World War I ended in NJ, years after armistice was signed
RARITAN (Somerset) — Sunday marks 100 years since the end of World War I, and while hostilities stopped at 11 o'clock on the 11th day of the 11th month, the United States' involvement did not officially end until more than two years later in Somerset County.
President Warren G. Harding signed the Knox-Porter Resolution at the estate of New Jersey Sen. Joseph Frelinghuysen in Raritan. The resolution passed the House of Representatives and the Senate on July 1, 1921, and was signed by Harding the next day, according to the House website. The resolution "would not repeal the declaration of the state of war between the U.S. and the Imperial German Government," but rather "declare the state of war to be at an end," according to the website.

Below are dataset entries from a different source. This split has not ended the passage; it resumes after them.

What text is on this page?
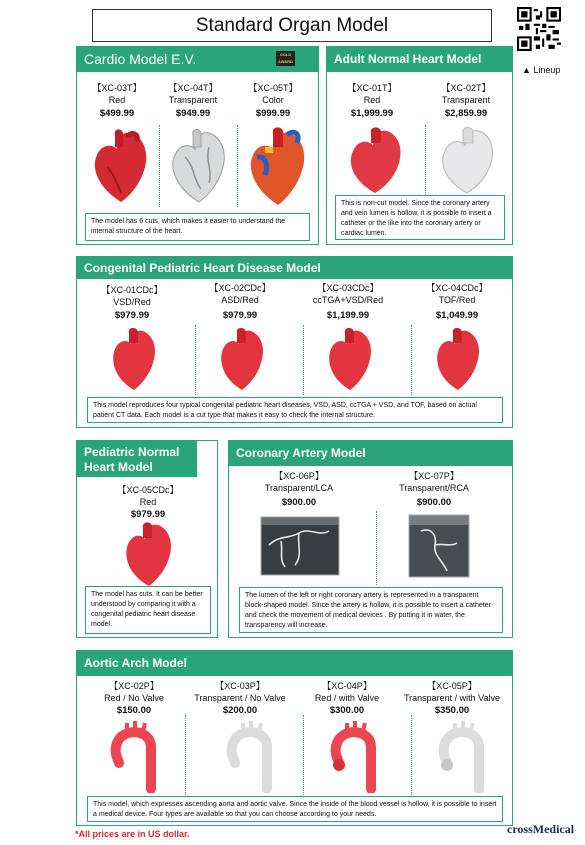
Standard Organ Model
▲ Lineup
Cardio Model E.V.	GOLD AWARD
【XC-03T】
Red
$499.99
【XC-04T】
Transparent
$949.99
【XC-05T】
Color
$999.99
The model has 6 cuts, which makes it easier to understand the internal structure of the heart.
Adult Normal Heart Model
【XC-01T】
Red
$1,999.99
【XC-02T】
Transparent
$2,859.99
This is non-cut model. Since the coronary artery and vein lumen is hollow, it is possible to insert a catheter or the like into the coronary artery or cardiac lumen.
Congenital Pediatric Heart Disease Model
【XC-01CDc】
VSD/Red
$979.99
【XC-02CDc】
ASD/Red
$979.99
【XC-03CDc】
ccTGA+VSD/Red
$1,199.99
【XC-04CDc】
TOF/Red
$1,049.99
This model reproduces four typical congenital pediatric heart diseases, VSD, ASD, ccTGA + VSD, and TOF, based on actual patient CT data. Each model is a cut type that makes it easy to check the internal structure.
Pediatric Normal Heart Model
【XC-05CDc】
Red
$979.99
The model has cuts. It can be better understood by comparing it with a congenital pediatric heart disease model.
Coronary Artery Model
【XC-06P】
Transparent/LCA
$900.00
【XC-07P】
Transparent/RCA
$900.00
The lumen of the left or right coronary artery is represented in a transparent block-shaped model. Since the artery is hollow, it is possible to insert a catheter and check the movement of medical devices . By putting it in water, the transparency will increase.
Aortic Arch Model
【XC-02P】
Red / No Valve
$150.00
【XC-03P】
Transparent / No Valve
$200.00
【XC-04P】
Red / with Valve
$300.00
【XC-05P】
Transparent / with Valve
$350.00
This model, which expresses ascending aorta and aortic valve. Since the inside of the blood vessel is hollow, it is possible to insert a medical device. Four types are available so that you can choose according to your needs.
*All prices are in US dollar.	crossMedical
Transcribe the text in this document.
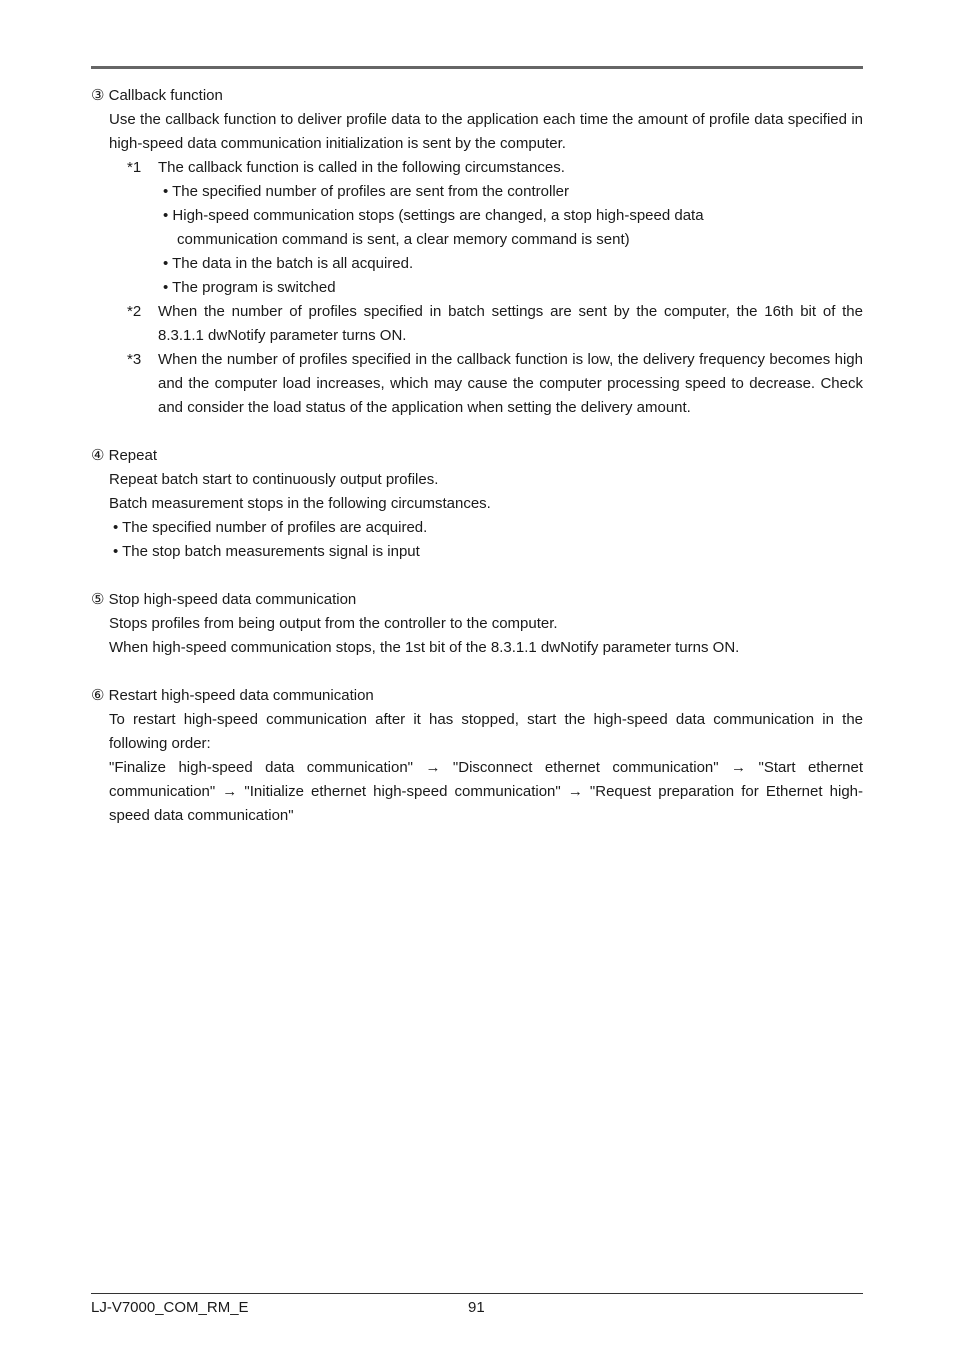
③ Callback function
Use the callback function to deliver profile data to the application each time the amount of profile data specified in high-speed data communication initialization is sent by the computer.
*1	The callback function is called in the following circumstances.
• The specified number of profiles are sent from the controller
• High-speed communication stops (settings are changed, a stop high-speed data
communication command is sent, a clear memory command is sent)
• The data in the batch is all acquired.
• The program is switched
*2	When the number of profiles specified in batch settings are sent by the computer, the 16th bit of the 8.3.1.1 dwNotify parameter turns ON.
*3	When the number of profiles specified in the callback function is low, the delivery frequency becomes high and the computer load increases, which may cause the computer processing speed to decrease. Check and consider the load status of the application when setting the delivery amount.
④ Repeat
Repeat batch start to continuously output profiles.
Batch measurement stops in the following circumstances.
• The specified number of profiles are acquired.
• The stop batch measurements signal is input
⑤ Stop high-speed data communication
Stops profiles from being output from the controller to the computer.
When high-speed communication stops, the 1st bit of the 8.3.1.1 dwNotify parameter turns ON.
⑥ Restart high-speed data communication
To restart high-speed communication after it has stopped, start the high-speed data communication in the following order:
"Finalize high-speed data communication" → "Disconnect ethernet communication" → "Start ethernet communication" → "Initialize ethernet high-speed communication" → "Request preparation for Ethernet high-speed data communication"
LJ-V7000_COM_RM_E	91
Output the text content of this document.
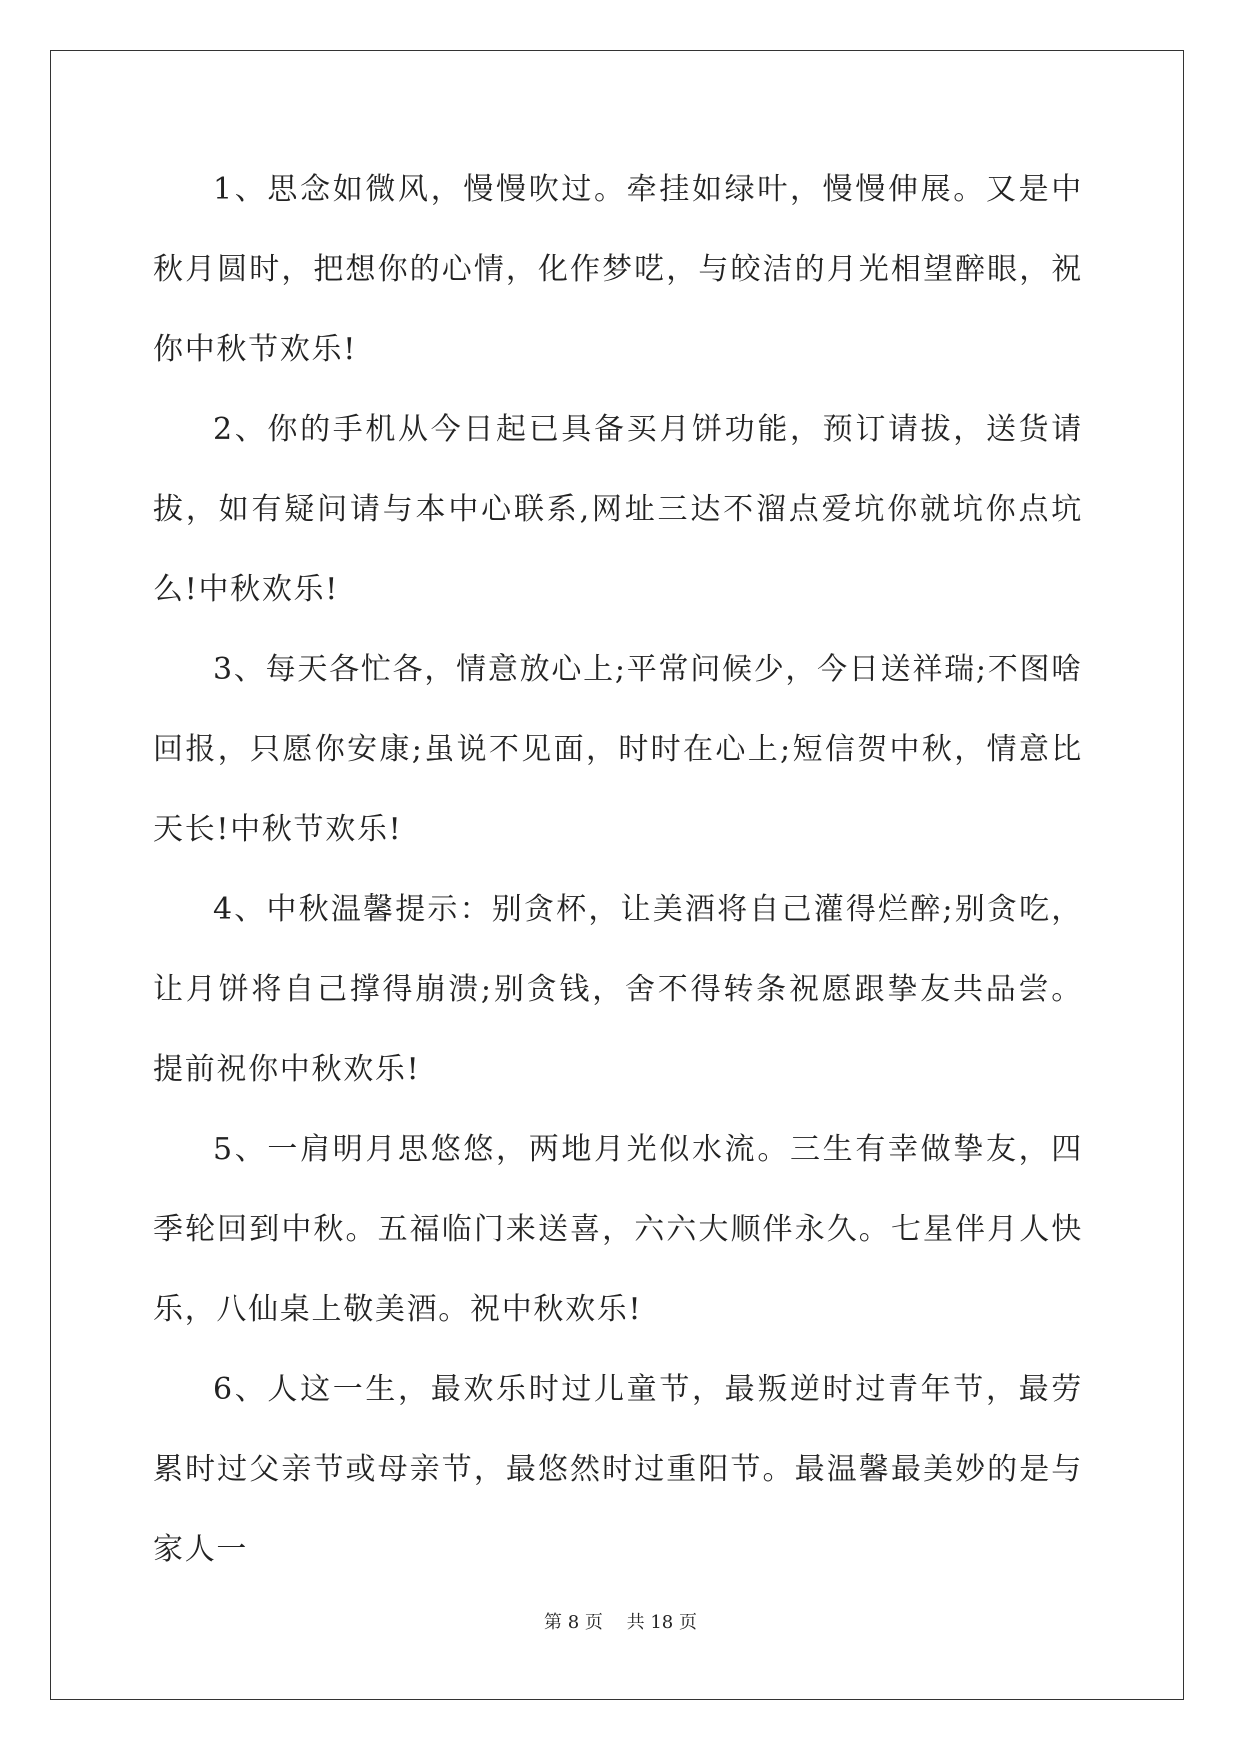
1、思念如微风，慢慢吹过。牵挂如绿叶，慢慢伸展。又是中秋月圆时，把想你的心情，化作梦呓，与皎洁的月光相望醉眼，祝你中秋节欢乐!

2、你的手机从今日起已具备买月饼功能，预订请拔，送货请拔，如有疑问请与本中心联系,网址三达不溜点爱坑你就坑你点坑么!中秋欢乐!

3、每天各忙各，情意放心上;平常问候少，今日送祥瑞;不图啥回报，只愿你安康;虽说不见面，时时在心上;短信贺中秋，情意比天长!中秋节欢乐!

4、中秋温馨提示：别贪杯，让美酒将自己灌得烂醉;别贪吃，让月饼将自己撑得崩溃;别贪钱，舍不得转条祝愿跟挚友共品尝。提前祝你中秋欢乐!

5、一肩明月思悠悠，两地月光似水流。三生有幸做挚友，四季轮回到中秋。五福临门来送喜，六六大顺伴永久。七星伴月人快乐，八仙桌上敬美酒。祝中秋欢乐!

6、人这一生，最欢乐时过儿童节，最叛逆时过青年节，最劳累时过父亲节或母亲节，最悠然时过重阳节。最温馨最美妙的是与家人一

第 8 页　 共 18 页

The resolution also declared peace separately with Austria and Hungary, according to the House website.
Harding signed the resolution ending the war in New Jersey because he was playing golf in the state at the time, according to a post on the Somerset County website. A plaque was placed at the spot of the former Frelinghuysen estate, located on Route 28 in Raritan.
While the Frelinghuysen estate no longer exists there is a plaque where it once stood. The plaque is located near a Burger King on Route 28. The Frelinghuysen name plays a prominent role in New Jersey's political history, most recently with Rep. Rodney Frelinghuysen who announced his retirement from the house this year.
The longtime Representative will be succeeded by Mikie Sherill, marking the first time the 11th Congressional District will have new representation since 1985.